作られたノードをクリックイベントに繋ぎます。これで、ボタンが押された時に子からイベントを通知するようになりました。ついでに動作チェック用に 📘 Print String に繋いで「Hello from Child!」とログに出力するようにします。

コンパイルして保存を忘れず行います。

親ウィジェットの編集

次に親となる『Editor Utility Widget』を開き、作業スペースを図のように設定します。
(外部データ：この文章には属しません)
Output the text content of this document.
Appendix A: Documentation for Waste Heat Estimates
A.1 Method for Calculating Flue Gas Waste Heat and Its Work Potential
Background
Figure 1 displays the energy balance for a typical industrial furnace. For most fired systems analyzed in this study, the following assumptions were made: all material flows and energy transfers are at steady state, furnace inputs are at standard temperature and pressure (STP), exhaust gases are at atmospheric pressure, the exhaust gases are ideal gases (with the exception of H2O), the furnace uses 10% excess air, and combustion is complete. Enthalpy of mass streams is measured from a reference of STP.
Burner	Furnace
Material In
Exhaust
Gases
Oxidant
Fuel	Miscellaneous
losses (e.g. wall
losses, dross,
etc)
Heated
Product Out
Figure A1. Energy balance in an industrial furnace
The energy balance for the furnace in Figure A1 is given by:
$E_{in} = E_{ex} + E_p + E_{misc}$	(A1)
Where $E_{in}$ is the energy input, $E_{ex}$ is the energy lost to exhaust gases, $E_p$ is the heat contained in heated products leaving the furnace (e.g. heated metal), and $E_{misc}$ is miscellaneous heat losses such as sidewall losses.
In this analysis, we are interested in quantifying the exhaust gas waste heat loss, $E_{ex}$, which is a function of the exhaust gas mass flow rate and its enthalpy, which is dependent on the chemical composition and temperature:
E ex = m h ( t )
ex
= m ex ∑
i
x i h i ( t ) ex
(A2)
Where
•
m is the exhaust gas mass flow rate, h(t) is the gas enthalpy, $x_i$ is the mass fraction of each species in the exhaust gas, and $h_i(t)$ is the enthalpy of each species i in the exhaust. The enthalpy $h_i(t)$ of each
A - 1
🎨 Palette パネルの USER CREATED カテゴリ内から 🧱 子ウィジェットを探し‥

キャンバス内に配置して、サイズや位置を好みで調整します。

名前を「WBP_Child」と名付けます。

「📋 EVENTS」内には子に作成したイベントディスパッチャーのイベントが見つかるので追加。

子から通知があれば「Child Event Dispacher」イベントが起こるので、その際の動作チェック用に 📘 Print String に繋いで「Hello from Parent!」とログに出力するようにします。

これで準備OKです。コンパイルして保存します。

動作テスト

親の『Editor Utility Widget』を実行します。

アウトプットログに親と子それぞれの Print String が無事に表示されました。

おまけ:ボタンにテキストを乗せる

親に配置した子ウィジェットの 🧱 ボタンに 🧱 テキストを乗せたいと思っても、配置した子ウィジェットには何も追加できないようです。

そこで子のボタンに 🧱 テキストを配置してコンパイルします。

親の『Editor Utility Widget』側にも即時、反映されます。

しかし、親のデザイナーでこのテキストを自由に編集できるかというと、できません。

そこで子ウィジェットのデザイナーに戻り 🧱 テキストを削除して、代わりに 🧱 Named Slot を配置してコンパイルします(ボタンの子にはできません)。

また親のデザイナーに戻り、配置した 🧱 子ウィジェットを展開すると 🧱 NameSlot が見つかります。🧱 NameSlot は配置先で好きなウィジェットを追加できる設定枠の機能を持ちます。

🧱 NameSlot の上に 🧱 テキストを追加し、自由に編集してコンパイルします。

無事反映されましたが‥位置が上寄せになっています。

あまり良くない修正方法かも知れませんが Margin > Top で調整できます。

これで位置も調整できてめでたしめでたし‥と思いきや‥

ボタンの手前にある Named Slot が邪魔をしてクリックに反応しません。

そこで子ウィジェットのデザイナーに戻り 🧱 NameSlot の Visibility 設定を「Not Hit-Testable (Self & All Children)」に変更します。これで無事ボタンに反応するようになります。

おまけ:子ウィジェットを複数配置する

子ウィジェットを選択してコピーし、キャンベスにペーストして位置を調整します。名前も「WBP_Child_Add」と「WBP_Child_Delete」に変更しました。

追加した子ウィジェットもイベントを追加します。

それぞれ違う文字列をログに表示させるようにします。

コンパイルして実行します。

ボタンそれぞれ、無事に動作していることが確認できます。

以上で、子ウィジェットを使い回しつつ、テキストは違うものに入れ替えつつ、クリックイベントも親側で別々に自由に設定できるようになりました。ツール制作も捗るのではと思います。